A major current task for bioinformatics is that of representing biological information into an electronic and computable form. These computational representations make the large amounts of data amenable to analysis, integration and eventual transformation into knowledge. The integration and new way of understanding the biology of a single cell such as Escherichia coli
K12 is a major challenge in genomics and should be a milestone for systems biology. RegulonDB is currently one of the largest database offering curated knowledge of the transcriptional regulatory network of any free-living organism (1
). Escherichia coli
K12 has about two-thirds of its total gene content experimentally characterized, whereas, for around a third, there is some information about their regulation. Our curation feeds both RegulonDB and EcoCyc (2
RegulonDB is constantly updated with information derived from original research papers. The second line in provides the link to the summary table of the total curated objects throughout the years. Our own efforts on high-throughput experimental mapping of promoters, whose initial results are reported here, enabled a significant increase in the total number of experimentally identified transcription start sites (TSSs).
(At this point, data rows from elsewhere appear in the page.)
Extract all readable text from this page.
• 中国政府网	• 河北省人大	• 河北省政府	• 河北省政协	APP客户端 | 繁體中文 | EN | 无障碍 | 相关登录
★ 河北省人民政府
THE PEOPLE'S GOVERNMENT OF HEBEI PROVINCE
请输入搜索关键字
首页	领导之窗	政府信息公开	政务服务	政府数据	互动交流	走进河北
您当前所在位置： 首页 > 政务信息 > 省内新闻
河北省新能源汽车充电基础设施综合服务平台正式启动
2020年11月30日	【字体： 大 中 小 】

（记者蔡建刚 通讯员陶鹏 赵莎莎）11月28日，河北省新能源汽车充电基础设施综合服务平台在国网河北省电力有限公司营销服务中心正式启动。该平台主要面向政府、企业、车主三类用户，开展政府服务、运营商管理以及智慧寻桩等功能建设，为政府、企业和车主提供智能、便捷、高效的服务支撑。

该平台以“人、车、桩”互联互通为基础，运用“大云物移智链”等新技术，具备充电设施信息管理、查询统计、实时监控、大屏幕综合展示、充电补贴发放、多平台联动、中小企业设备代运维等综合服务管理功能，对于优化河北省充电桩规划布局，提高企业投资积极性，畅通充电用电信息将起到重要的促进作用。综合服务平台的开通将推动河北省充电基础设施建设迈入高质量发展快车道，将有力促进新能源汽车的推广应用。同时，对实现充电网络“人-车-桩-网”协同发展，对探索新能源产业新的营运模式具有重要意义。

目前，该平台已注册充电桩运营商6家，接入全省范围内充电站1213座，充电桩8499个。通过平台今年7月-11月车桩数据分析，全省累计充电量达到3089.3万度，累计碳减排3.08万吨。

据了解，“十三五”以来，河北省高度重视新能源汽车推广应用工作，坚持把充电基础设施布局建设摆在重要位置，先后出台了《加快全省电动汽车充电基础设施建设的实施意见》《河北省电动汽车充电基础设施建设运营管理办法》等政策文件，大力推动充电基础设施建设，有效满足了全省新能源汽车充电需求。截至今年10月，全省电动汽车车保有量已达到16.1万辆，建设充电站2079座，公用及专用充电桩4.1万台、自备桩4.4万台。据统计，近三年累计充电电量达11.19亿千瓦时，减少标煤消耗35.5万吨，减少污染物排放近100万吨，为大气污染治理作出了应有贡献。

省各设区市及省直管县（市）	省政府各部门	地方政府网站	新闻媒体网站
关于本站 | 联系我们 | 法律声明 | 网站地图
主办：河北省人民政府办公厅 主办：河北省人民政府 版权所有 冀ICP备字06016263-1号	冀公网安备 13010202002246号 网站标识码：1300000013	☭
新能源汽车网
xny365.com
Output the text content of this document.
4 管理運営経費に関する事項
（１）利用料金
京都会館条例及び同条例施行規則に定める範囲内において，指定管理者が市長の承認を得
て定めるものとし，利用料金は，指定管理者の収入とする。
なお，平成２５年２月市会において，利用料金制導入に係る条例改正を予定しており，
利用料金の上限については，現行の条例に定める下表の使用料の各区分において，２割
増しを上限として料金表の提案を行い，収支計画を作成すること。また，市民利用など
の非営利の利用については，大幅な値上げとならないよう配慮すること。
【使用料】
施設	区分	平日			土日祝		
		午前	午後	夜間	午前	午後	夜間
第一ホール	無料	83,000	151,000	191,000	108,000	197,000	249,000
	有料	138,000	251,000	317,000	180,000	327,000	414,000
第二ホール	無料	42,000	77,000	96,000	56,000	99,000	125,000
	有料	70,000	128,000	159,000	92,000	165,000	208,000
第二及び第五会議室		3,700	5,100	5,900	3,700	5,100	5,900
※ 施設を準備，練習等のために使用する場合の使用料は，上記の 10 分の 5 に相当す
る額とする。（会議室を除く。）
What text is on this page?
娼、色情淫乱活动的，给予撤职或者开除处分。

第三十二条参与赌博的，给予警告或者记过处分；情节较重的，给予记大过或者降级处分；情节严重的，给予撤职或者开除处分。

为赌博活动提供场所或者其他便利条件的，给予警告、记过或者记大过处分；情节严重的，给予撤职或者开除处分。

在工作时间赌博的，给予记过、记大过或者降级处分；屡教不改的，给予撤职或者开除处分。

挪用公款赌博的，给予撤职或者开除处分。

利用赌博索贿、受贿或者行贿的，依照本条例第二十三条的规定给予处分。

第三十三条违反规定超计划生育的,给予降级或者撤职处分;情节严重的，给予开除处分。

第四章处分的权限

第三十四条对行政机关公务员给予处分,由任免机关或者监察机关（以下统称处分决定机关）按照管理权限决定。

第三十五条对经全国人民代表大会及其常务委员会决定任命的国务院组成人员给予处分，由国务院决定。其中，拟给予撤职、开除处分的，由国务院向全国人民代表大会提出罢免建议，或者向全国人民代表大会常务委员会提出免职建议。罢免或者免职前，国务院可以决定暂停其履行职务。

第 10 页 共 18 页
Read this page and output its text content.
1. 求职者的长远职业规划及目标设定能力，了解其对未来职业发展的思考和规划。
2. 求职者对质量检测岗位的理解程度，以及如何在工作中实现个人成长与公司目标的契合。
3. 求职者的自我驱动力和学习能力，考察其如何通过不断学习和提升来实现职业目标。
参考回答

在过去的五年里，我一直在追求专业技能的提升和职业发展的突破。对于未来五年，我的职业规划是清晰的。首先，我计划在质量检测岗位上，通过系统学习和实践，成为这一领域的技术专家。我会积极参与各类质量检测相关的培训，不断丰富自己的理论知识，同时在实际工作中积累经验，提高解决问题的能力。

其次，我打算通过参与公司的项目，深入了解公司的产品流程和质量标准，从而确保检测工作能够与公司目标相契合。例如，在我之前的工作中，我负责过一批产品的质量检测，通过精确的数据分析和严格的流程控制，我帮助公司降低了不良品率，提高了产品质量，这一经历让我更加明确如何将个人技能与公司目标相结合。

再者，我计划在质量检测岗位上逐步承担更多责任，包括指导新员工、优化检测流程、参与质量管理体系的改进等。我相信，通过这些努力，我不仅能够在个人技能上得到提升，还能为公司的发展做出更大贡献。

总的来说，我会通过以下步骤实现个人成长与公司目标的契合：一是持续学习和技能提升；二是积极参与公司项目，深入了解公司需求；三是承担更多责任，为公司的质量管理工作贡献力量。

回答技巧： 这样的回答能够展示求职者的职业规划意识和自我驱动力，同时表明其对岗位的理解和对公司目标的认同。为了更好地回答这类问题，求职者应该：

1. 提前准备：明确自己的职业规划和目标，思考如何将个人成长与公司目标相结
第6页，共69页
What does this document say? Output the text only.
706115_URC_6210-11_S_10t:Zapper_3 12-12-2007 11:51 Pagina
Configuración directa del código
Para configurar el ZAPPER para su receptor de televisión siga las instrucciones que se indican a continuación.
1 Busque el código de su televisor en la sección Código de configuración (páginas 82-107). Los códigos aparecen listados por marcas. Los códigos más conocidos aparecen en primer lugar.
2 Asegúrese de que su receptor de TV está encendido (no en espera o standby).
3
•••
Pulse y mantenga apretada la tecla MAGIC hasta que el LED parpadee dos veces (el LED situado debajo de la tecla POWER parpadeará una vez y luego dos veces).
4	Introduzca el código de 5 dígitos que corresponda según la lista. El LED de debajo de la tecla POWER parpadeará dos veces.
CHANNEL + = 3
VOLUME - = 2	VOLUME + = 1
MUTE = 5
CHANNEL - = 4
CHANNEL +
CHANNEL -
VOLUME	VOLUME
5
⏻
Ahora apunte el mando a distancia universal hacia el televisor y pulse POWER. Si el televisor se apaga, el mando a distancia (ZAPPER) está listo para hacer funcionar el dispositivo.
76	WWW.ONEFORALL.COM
Links to RegulonDB and related resources
RegulonDB contains detailed information of the different elements that conform the known regulatory network of the cell, such as transcription factors (TFs), small RNAs (sRNAs) and operon structures with their associated regulatory elements: promoters, TF binding sites and terminators, and from this version on, attenuators, riboswitches and sRNA targets. The description of the network is also conceptually enriched by more precise definitions—for instance, simple and complex regulons (3
) and regulator classes (global or local and internal or external sensing) as explained below. RegulonDB is complemented with computational analyses and genome-wide predictions of operons, promoters, TF binding sites, ribosome-binding sites and, for the first time, RNA regulatory target sites.
Visualizing tools in RegulonDB allow the user to navigate in the genome (Genome browser), to identify co-regulators for a particular TF, to locate the genes’ immediate neighbors in the regulatory network, and to identify sets of genes predicted to be functionally related (Nebulon tool). Moreover, it also incorporates tools for the analysis of the transcriptional regulation of global gene expression experiments made in E. coli K12 (GETtools), as well as for exhaustive analyses focused on the detection of regulatory signals in upstream regulatory regions (RSA tools).
This paper summarizes the modifications and improvements made during the last 2 years that are transforming RegulonDB into a more comprehensive computational model of regulation of gene expression in E. coli.
Enhanced and expanded description of regulatory elements of transcription initiation
RegulonDB is mainly a manual database of regulatory information in E. coli incorporated by a team of curators from the primary literature. PubMed abstracts are selected using a set of pertinent key words related to gene regulation. When there is direct or suspected new relevant information, the full text of the articles is analyzed and the data are added to RegulonDB and EcoCyc.
Starting on January 2008, every release of RegulonDB and EcoCyc will contain up-to-date curation with a delay of no more than 3 months. To achieve this, we have used three main curation strategies: by year, by regulon and sigmulon and by physiological system.
Classification of evidences (strong and weak)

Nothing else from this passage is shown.